The Hotel Monteleone can claim creation of a classic New Orleans cocktail, the Vieux Carre. It was first introduced at the hotel’s famous Carousel Bar by head bartender Walter Bergeron in the 1930s. “He originated it, he says, to do honor to the famed Vieux Carre, that part of New Orleans where the antique shops and the iron lace balconies give sightseers a glimpse into the romance of another day,” Stanley Clisby Arthur wrote in his 1937 book “Famous New Orleans Drinks and How to Mix ’Em.”

The drink is made with rye whiskey, cognac, Italian vermouth, Peychaud’s bitters, Angostura bitters and Benedictine liqueur. It remains the bar’s signature cocktail.

An even older New Orleans drink is the Ramos gin fizz, created by Henry C. Ramos in 1888. Ramos, whose 1928 obituary referred to him as “Carl,” popularized the drink at his Imperial Cabinet saloon at Gravier and Carondelet streets. “Here it was that Henry Ramos served the gin fizz that departed so radically from the other frothy gin mixtures served in New Orleans saloons,” Arthur wrote.
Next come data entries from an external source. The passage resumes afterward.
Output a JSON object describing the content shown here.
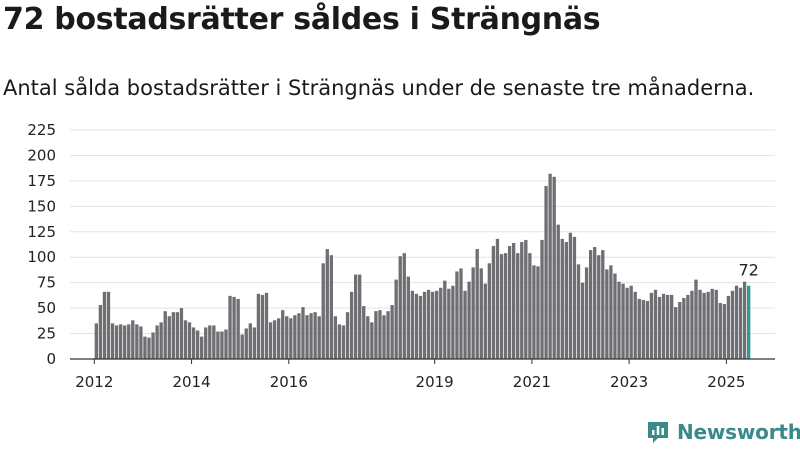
{
  "title": "72 bostadsrätter såldes i Strängnäs",
  "subtitle": "Antal sålda bostadsrätter i Strängnäs under de senaste tre månaderna.",
  "brand": {
    "name": "Newsworthy",
    "icon": "newsworthy-logo-icon",
    "color": "#3a8a8a"
  },
  "colors": {
    "bar": "#6e6e73",
    "highlight": "#2a9d96",
    "grid": "#e3e3e3",
    "axis": "#333333"
  },
  "chart_data": {
    "type": "bar",
    "ylim": [
      0,
      225
    ],
    "y_ticks": [
      0,
      25,
      50,
      75,
      100,
      125,
      150,
      175,
      200,
      225
    ],
    "x_range": [
      2011.5,
      2026.0
    ],
    "x_ticks": [
      {
        "label": "2012",
        "x": 2012
      },
      {
        "label": "2014",
        "x": 2014
      },
      {
        "label": "2016",
        "x": 2016
      },
      {
        "label": "2019",
        "x": 2019
      },
      {
        "label": "2021",
        "x": 2021
      },
      {
        "label": "2023",
        "x": 2023
      },
      {
        "label": "2025",
        "x": 2025
      }
    ],
    "series": [
      {
        "start": "2012-01",
        "values": [
          35,
          53,
          66,
          66,
          35,
          33,
          34,
          33,
          34,
          38,
          34,
          32,
          22,
          21,
          26,
          33,
          36,
          47,
          42,
          46,
          46,
          50,
          38,
          36,
          31,
          28,
          22,
          31,
          33,
          33,
          27,
          27,
          29,
          62,
          61,
          59,
          24,
          30,
          35,
          31,
          64,
          63,
          65,
          36,
          38,
          40,
          48,
          42,
          40,
          43,
          45,
          51,
          43,
          45,
          46,
          42,
          94,
          108,
          102,
          42,
          34,
          33,
          46,
          66,
          83,
          83,
          52,
          42,
          36,
          47,
          48,
          43,
          47,
          53,
          78,
          101,
          104,
          81,
          67,
          64,
          62,
          66,
          68,
          66,
          67,
          70,
          77,
          69,
          72,
          86,
          89,
          67,
          76,
          90,
          108,
          89,
          74,
          94,
          111,
          118,
          103,
          104,
          111,
          114,
          104,
          115,
          117,
          104,
          92,
          91,
          117,
          170,
          182,
          179,
          132,
          118,
          115,
          124,
          120,
          93,
          75,
          90,
          107,
          110,
          102,
          107,
          88,
          92,
          84,
          76,
          74,
          70,
          72,
          66,
          59,
          58,
          57,
          65,
          68,
          61,
          64,
          63,
          63,
          51,
          56,
          60,
          63,
          67,
          78,
          68,
          65,
          66,
          69,
          68,
          55,
          54,
          62,
          67,
          72,
          70,
          76,
          72
        ]
      }
    ],
    "highlight_last": true,
    "last_label": "72"
  }
}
His recipe explains that the drink is made by vigorously shaking dry gin, orange flower water, lime and lemon juice, an egg white, milk or cream, seltzer water, powdered sugar and vanilla extract. After Prohibition ended, the Roosevelt Hotel bought the rights to the Ramos recipe and it became a signature cocktail at the hotel, where it was Gov. Huey P. Long’s favorite drink.